Quick Answer: This question evaluates technical ownership, systems thinking, experimental measurement, and leadership communication by requiring structured walkthroughs of multiple machine learning projects under constraints, and is commonly asked to verify an interviewee's ability to articulate technical decisions, trade-offs, and measurable impact under pressure within the Behavioral & Leadership category for a Machine Learning Engineer role. It tests domain knowledge in machine learning systems, data engineering, and software reliability at a blend of conceptual understanding and practical application, emphasizing justification of design choices, alternatives considered, and quantifiable outcomes rather than implementation details.
Solution
Below is a practical framework to structure your answer, followed by four exemplar projects tailored to a Machine Learning Engineer role. Use the framework for your own experiences; the examples illustrate depth, metrics, and trade-offs.
## Answer Framework (use for each project)
- Problem & Constraints: 1–2 sentences on the user/business problem and hard constraints (latency/QPS, cost, privacy, reliability, launch date).

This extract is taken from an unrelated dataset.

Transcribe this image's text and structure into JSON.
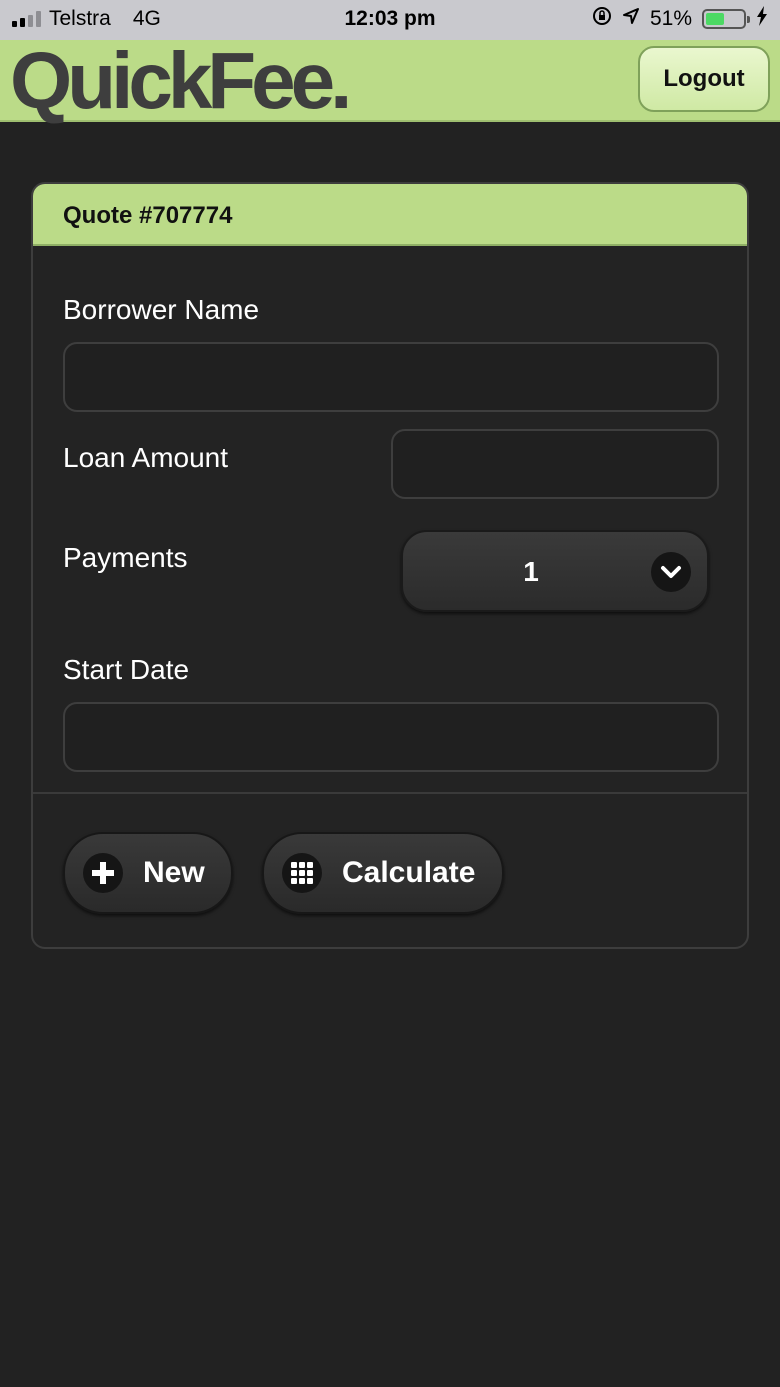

- Role & Ownership: Your scope, decisions, and leadership (design, model/infra choices, rollout, cross-team work).
- Architecture & Key Decisions: Data flow (ingest → feature → model → serving), major components, and why.
- Alternatives & Trade-offs: One or two alternatives; compare via pros/cons and data.
- Results: Quantify outcomes (e.g., +3.2% watch-time; p95 –18 ms; cost –12%). Include confidence/variance if tested.
- Defense & Hindsight: Defend choices with evidence; call out what you’d do differently next time.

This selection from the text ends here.